I don’t know how much of Obama’s plan will pass Congress, but with the NRA continued to absolutely shoot itself in the foot (pardon the pun) with idiotic TV ads like the one above, he’s definitely going to have the public on his side.

Good for him for making a good-faith effort. But there’s still a long, long way to go on gun control.

My first thoughts on the Madness bracket. And our pop culture hits a new point

This was a strange job done by the NCAA Tournament selection committee.

Usually, I yell and scream about teams they left out, and some awful teams that they put in.

But this year, with the exception of Florida not being deserving (9-9 in a bad SEC, and they still got in) and Illinois or Va. Tech getting unfairly snubbed, I thought they did very well with picking the field of 65.

But man, the seeding of the teams was horrendous. Beyond horrendous. Truly, mind-blowingly bad. Before I get to the things I like about the brackets, and some early upset picks (can’t give you my Final Four yet, that takes a few days of stewing), here are the most puzzling seeding choices:

— I love Duke more than anyone, but they should’ve been a 2. And West Virginia should’ve been a 1 seed.

— Temple at 5, and Cornell at 12, were both woefully underseeded. Both should’ve been a few spots higher

— Gonzaga is way too good to be an 8 seed. And Notre Dame isn’t worthy of a 6 seed. And you’re telling me Michigan State is only a 5?

— Finally, the committee totally went against its own rules. Sometimes it gave teams who finished strong an advantage (like Ohio State getting a 2). Other times it ignored the end of the season (slumping Villanova got a 2).

And they gave Kansas, the No.1 overall seed, the toughest bracket. The top team is supposed to get the easiest bracket, but Duke, the No.3 overall seed, has the easiest road.

OK, now some good things. I love a few of the 4-13 games for upset possibilities. I can totally see Siena beating Purdue, and Murray State knocking off Vanderbilt. The potential is there for some great 2nd-round games, like Michigan State-Maryland, and Duke-Louisville, and Syracuse-Gonzaga.

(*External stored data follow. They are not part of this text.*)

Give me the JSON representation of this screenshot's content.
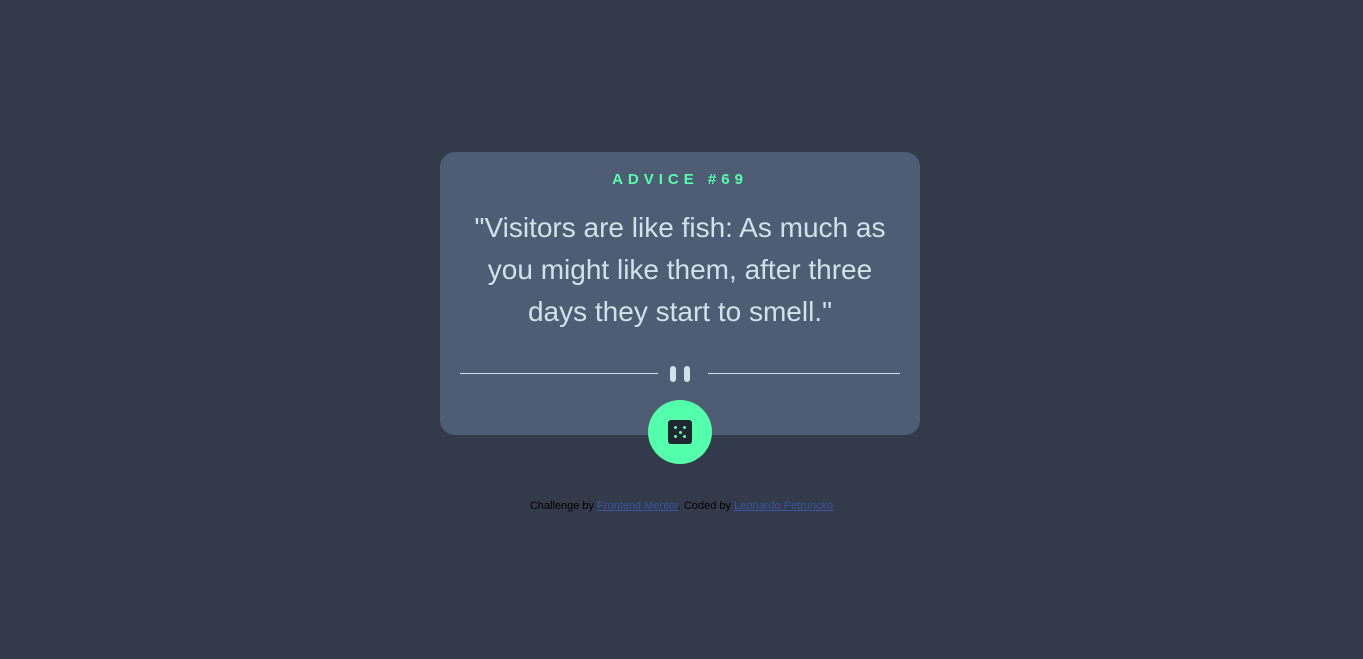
{
  "card": {
    "advice_label": "ADVICE #69",
    "quote": "\"Visitors are like fish: As much as you might like them, after three days they start to smell.\""
  },
  "dice_button": {
    "icon": "dice-icon"
  },
  "footer": {
    "challenge_text": "Challenge by ",
    "challenge_link": "Frontend Mentor",
    "separator": ". Coded by ",
    "author_link": "Leonardo Petruncko"
  },
  "colors": {
    "background": "#333a49",
    "card": "#4f5d74",
    "accent": "#53ffab",
    "text": "#cee3e9",
    "link": "#3e52a3"
  }
}
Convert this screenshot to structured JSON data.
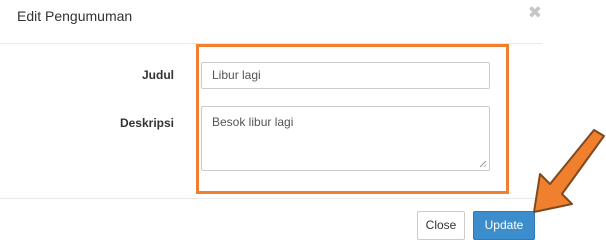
{
  "modal": {
    "title": "Edit Pengumuman",
    "close_glyph": "✖"
  },
  "form": {
    "judul_label": "Judul",
    "judul_value": "Libur lagi",
    "deskripsi_label": "Deskripsi",
    "deskripsi_value": "Besok libur lagi"
  },
  "footer": {
    "close_label": "Close",
    "update_label": "Update"
  },
  "annotations": {
    "highlight_color": "#f07f2e",
    "arrow_color": "#f07f2e"
  },
  "colors": {
    "primary_button": "#3c8dcc"
  }
}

As for Duke, I absolutely cannot complain. The only team that truly scares me in their bracket is Baylor, a really good team. Villanova’s slumping big-time, Purdue won’t survive Round 1,and Texas A &M is up and down. As worried as I am about some of Duke’s weaknesses that showed in their ACC Tournament win (Jon Scheyer’s exhausted, nobody on the team is shooting well), I think this is the best possible draw to the Final Four I could’ve hoped for.

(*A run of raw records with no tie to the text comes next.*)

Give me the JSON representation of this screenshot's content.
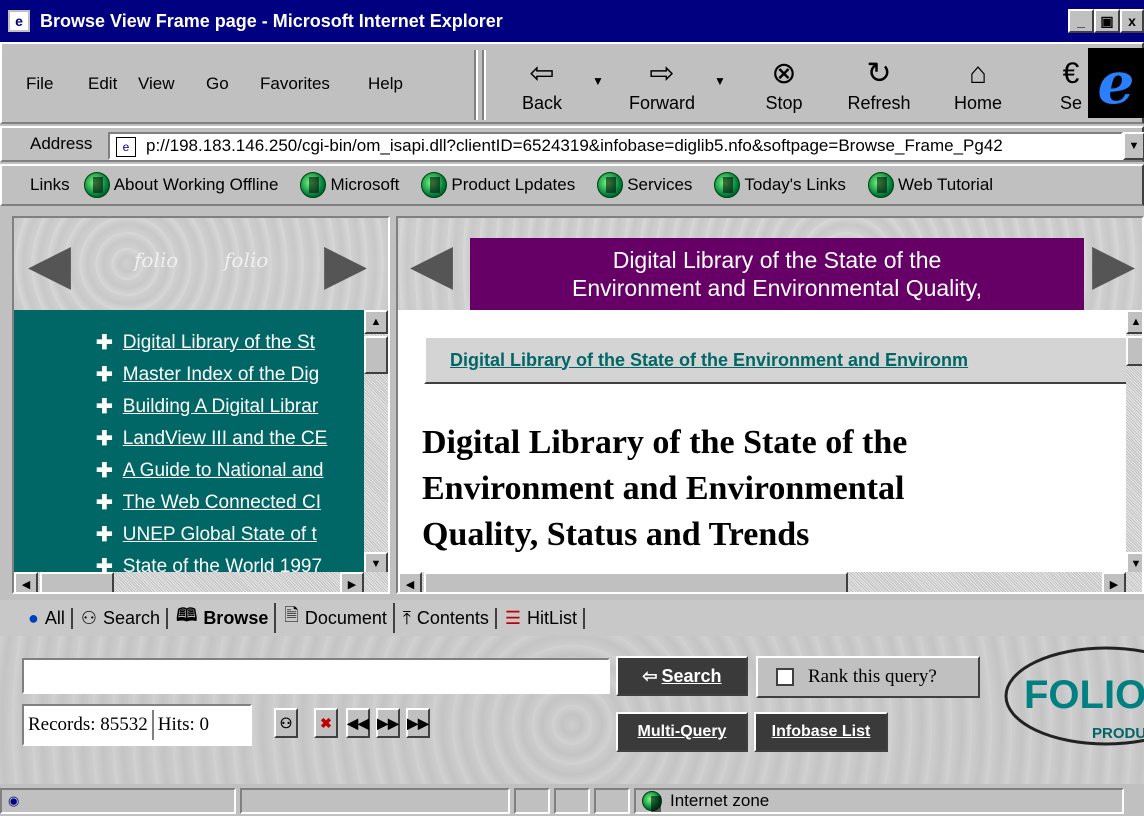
{
  "window": {
    "title": "Browse View Frame page - Microsoft Internet Explorer",
    "controls": [
      "_",
      "&#x25A1;",
      "x"
    ]
  },
  "menu": [
    "File",
    "Edit",
    "View",
    "Go",
    "Favorites",
    "Help"
  ],
  "toolbar": {
    "back": "Back",
    "forward": "Forward",
    "stop": "Stop",
    "refresh": "Refresh",
    "home": "Home",
    "search": "Se"
  },
  "address": {
    "label": "Address",
    "url": "p://198.183.146.250/cgi-bin/om_isapi.dll?clientID=6524319&infobase=diglib5.nfo&softpage=Browse_Frame_Pg42"
  },
  "links": {
    "label": "Links",
    "items": [
      "About Working Offline",
      "Microsoft",
      "Product Lpdates",
      "Services",
      "Today's Links",
      "Web Tutorial"
    ]
  },
  "left_frame": {
    "toc": [
      "Digital Library of the St",
      "Master Index of the Dig",
      "Building A Digital Librar",
      "LandView III and the CE",
      "A Guide to National and",
      "The Web Connected CI",
      "UNEP Global State of t",
      "State of the World 1997"
    ]
  },
  "right_frame": {
    "banner_line1": "Digital Library of the State of the",
    "banner_line2": "Environment and Environmental Quality,",
    "breadcrumb": "Digital Library of the State of the Environment and Environm",
    "title_line1": "Digital Library of the State of the",
    "title_line2": "Environment and Environmental",
    "title_line3": "Quality, Status and Trends"
  },
  "tabs": [
    {
      "label": "All",
      "icon": "globe-icon"
    },
    {
      "label": "Search",
      "icon": "binoculars-icon"
    },
    {
      "label": "Browse",
      "icon": "book-icon",
      "active": true
    },
    {
      "label": "Document",
      "icon": "document-icon"
    },
    {
      "label": "Contents",
      "icon": "contents-icon"
    },
    {
      "label": "HitList",
      "icon": "list-icon"
    }
  ],
  "search": {
    "query": "",
    "search_btn": "Search",
    "rank_label": "Rank this query?",
    "rank_checked": false,
    "records_label": "Records: 85532",
    "hits_label": "Hits: 0",
    "multi_query": "Multi-Query",
    "infobase_list": "Infobase List",
    "logo_text": "FOLIO",
    "logo_sub": "PRODU"
  },
  "status": {
    "zone": "Internet zone"
  },
  "colors": {
    "titlebar": "#000080",
    "toc_bg": "#006666",
    "banner": "#660066",
    "link": "#006666"
  }
}
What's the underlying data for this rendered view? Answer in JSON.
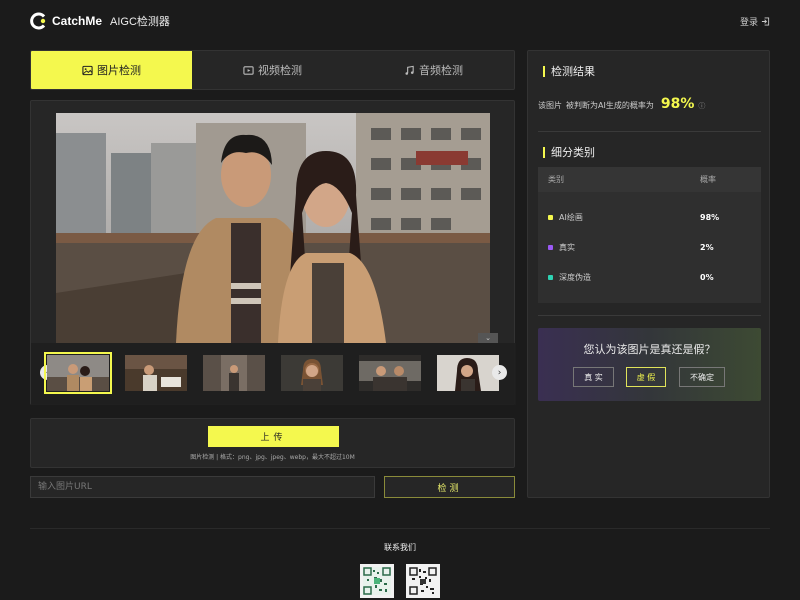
{
  "header": {
    "brand": "CatchMe",
    "brand_sub": "AIGC检测器",
    "login": "登录"
  },
  "tabs": [
    {
      "label": "图片检测",
      "icon": "image-icon",
      "active": true
    },
    {
      "label": "视频检测",
      "icon": "video-icon",
      "active": false
    },
    {
      "label": "音频检测",
      "icon": "music-icon",
      "active": false
    }
  ],
  "upload": {
    "button": "上传",
    "hint": "图片检测 | 格式：png、jpg、jpeg、webp，最大不超过10M"
  },
  "url": {
    "placeholder": "输入图片URL",
    "button": "检测"
  },
  "results": {
    "title": "检测结果",
    "subject": "该图片",
    "verdict_prefix": "被判断为AI生成的概率为",
    "probability": "98%",
    "breakdown_title": "细分类别",
    "col_category": "类别",
    "col_probability": "概率",
    "rows": [
      {
        "name": "AI绘画",
        "value": "98%",
        "color": "#f4f84e"
      },
      {
        "name": "真实",
        "value": "2%",
        "color": "#9b59f5"
      },
      {
        "name": "深度伪造",
        "value": "0%",
        "color": "#2ed3b3"
      }
    ]
  },
  "question": {
    "text": "您认为该图片是真还是假？",
    "options": [
      "真 实",
      "虚 假",
      "不确定"
    ]
  },
  "footer": {
    "contact": "联系我们"
  },
  "colors": {
    "accent": "#f4f84e",
    "background": "#1b1b1b",
    "panel": "#262626"
  }
}
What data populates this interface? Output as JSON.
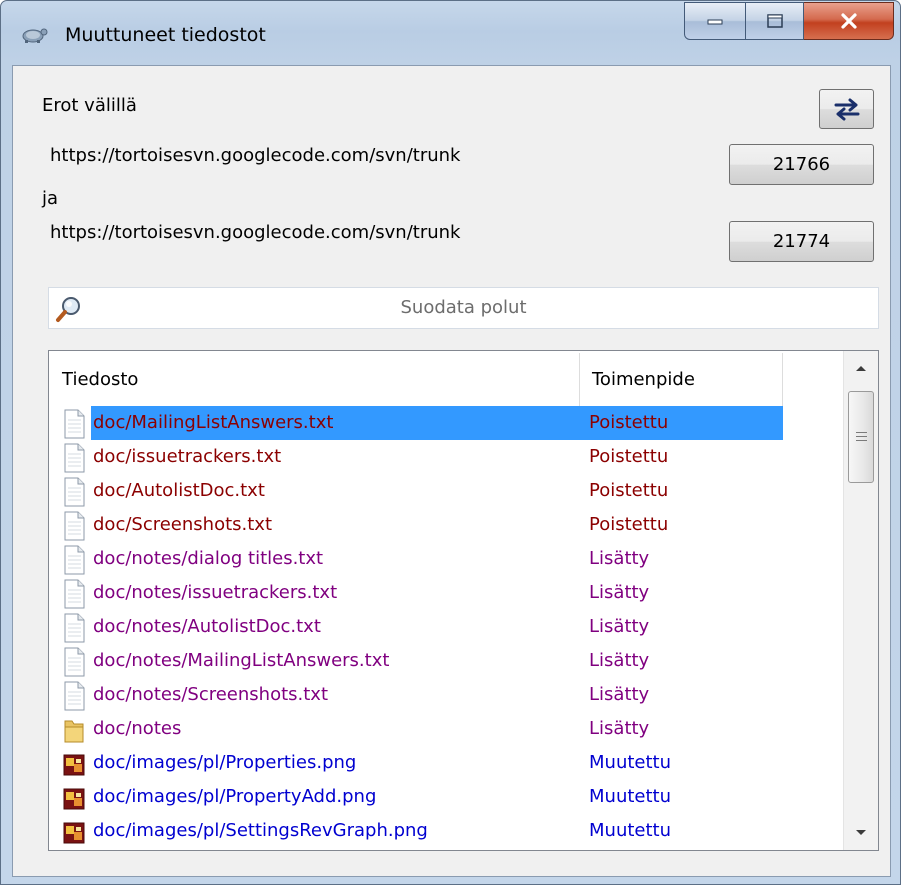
{
  "window": {
    "title": "Muuttuneet tiedostot",
    "controls": {
      "minimize": "minimize",
      "maximize": "maximize",
      "close": "close"
    }
  },
  "compare": {
    "heading": "Erot välillä",
    "url1": "https://tortoisesvn.googlecode.com/svn/trunk",
    "rev1": "21766",
    "and_label": "ja",
    "url2": "https://tortoisesvn.googlecode.com/svn/trunk",
    "rev2": "21774",
    "swap_icon": "swap-arrows-icon"
  },
  "filter": {
    "placeholder": "Suodata polut",
    "icon": "magnifier-icon"
  },
  "list": {
    "columns": [
      "Tiedosto",
      "Toimenpide"
    ],
    "rows": [
      {
        "path": "doc/MailingListAnswers.txt",
        "action": "Poistettu",
        "icon": "text-file-icon",
        "selected": true
      },
      {
        "path": "doc/issuetrackers.txt",
        "action": "Poistettu",
        "icon": "text-file-icon"
      },
      {
        "path": "doc/AutolistDoc.txt",
        "action": "Poistettu",
        "icon": "text-file-icon"
      },
      {
        "path": "doc/Screenshots.txt",
        "action": "Poistettu",
        "icon": "text-file-icon"
      },
      {
        "path": "doc/notes/dialog titles.txt",
        "action": "Lisätty",
        "icon": "text-file-icon"
      },
      {
        "path": "doc/notes/issuetrackers.txt",
        "action": "Lisätty",
        "icon": "text-file-icon"
      },
      {
        "path": "doc/notes/AutolistDoc.txt",
        "action": "Lisätty",
        "icon": "text-file-icon"
      },
      {
        "path": "doc/notes/MailingListAnswers.txt",
        "action": "Lisätty",
        "icon": "text-file-icon"
      },
      {
        "path": "doc/notes/Screenshots.txt",
        "action": "Lisätty",
        "icon": "text-file-icon"
      },
      {
        "path": "doc/notes",
        "action": "Lisätty",
        "icon": "folder-icon"
      },
      {
        "path": "doc/images/pl/Properties.png",
        "action": "Muutettu",
        "icon": "image-file-icon"
      },
      {
        "path": "doc/images/pl/PropertyAdd.png",
        "action": "Muutettu",
        "icon": "image-file-icon"
      },
      {
        "path": "doc/images/pl/SettingsRevGraph.png",
        "action": "Muutettu",
        "icon": "image-file-icon"
      }
    ]
  },
  "colors": {
    "deleted": "#8b0000",
    "added": "#800080",
    "modified": "#0000d0",
    "selection": "#3399ff"
  }
}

Three more days until Thursday. Move, calendar, move!

**So you ever watch something on television and think, “Future generations are really going to be frightened about what we found entertaining?”

Well, I had one of those moments Sunday night. I watched the new NBC show “Minute to Win It.”

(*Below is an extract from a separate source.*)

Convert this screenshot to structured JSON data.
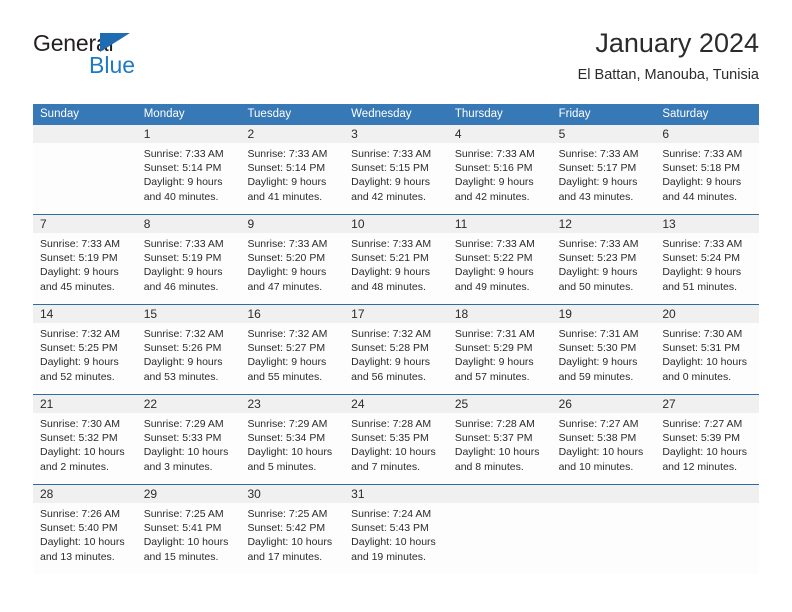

I feel this might be the dumbest thing we’ve ever put on the air, and this is coming from a guy who sat through two whole episodes of that Paris Hilton-Nicole Richie “Simple Life” show.

If you were fortunate enough to miss it, here’s a quick recap: It’s a game show, hosted by the super-enthusiastic Guy Fieri. They pick a contestant well in advance, and have them learn and practice 10 mind-numbingly bizarre tasks. Then, on stage in front of an audience, the contestant has to repeat those tasks and do them successfully in one minute.

Some of the tasks on the show I saw Sunday? A man had to pick 150 tissues out of a box, one by one, using only one hand. The same man having to bounce a ping-pong ball off three plates, one at a time, and into a fishbowl.

And still the same man, in perhaps my most jaw-dropping moment of the show, having a pedometer stuck on his forehead, must do 125 head-nods in 60 seconds.

If the contestant can complete 10 of these challenges, they win $1 million.

Seriously, this is a sad, sad moment for our culture. I mean come on, pulling tissues out of a box is entertainment? Picking up paper bags with you teeth, like the woman below?

I don’t weep for the future. I weep for the present, that crap like this is put on network TV. And this is coming from a guy who loves game shows!

Somewhere, Wink Martindale watched this and wept silently into his Metamucil.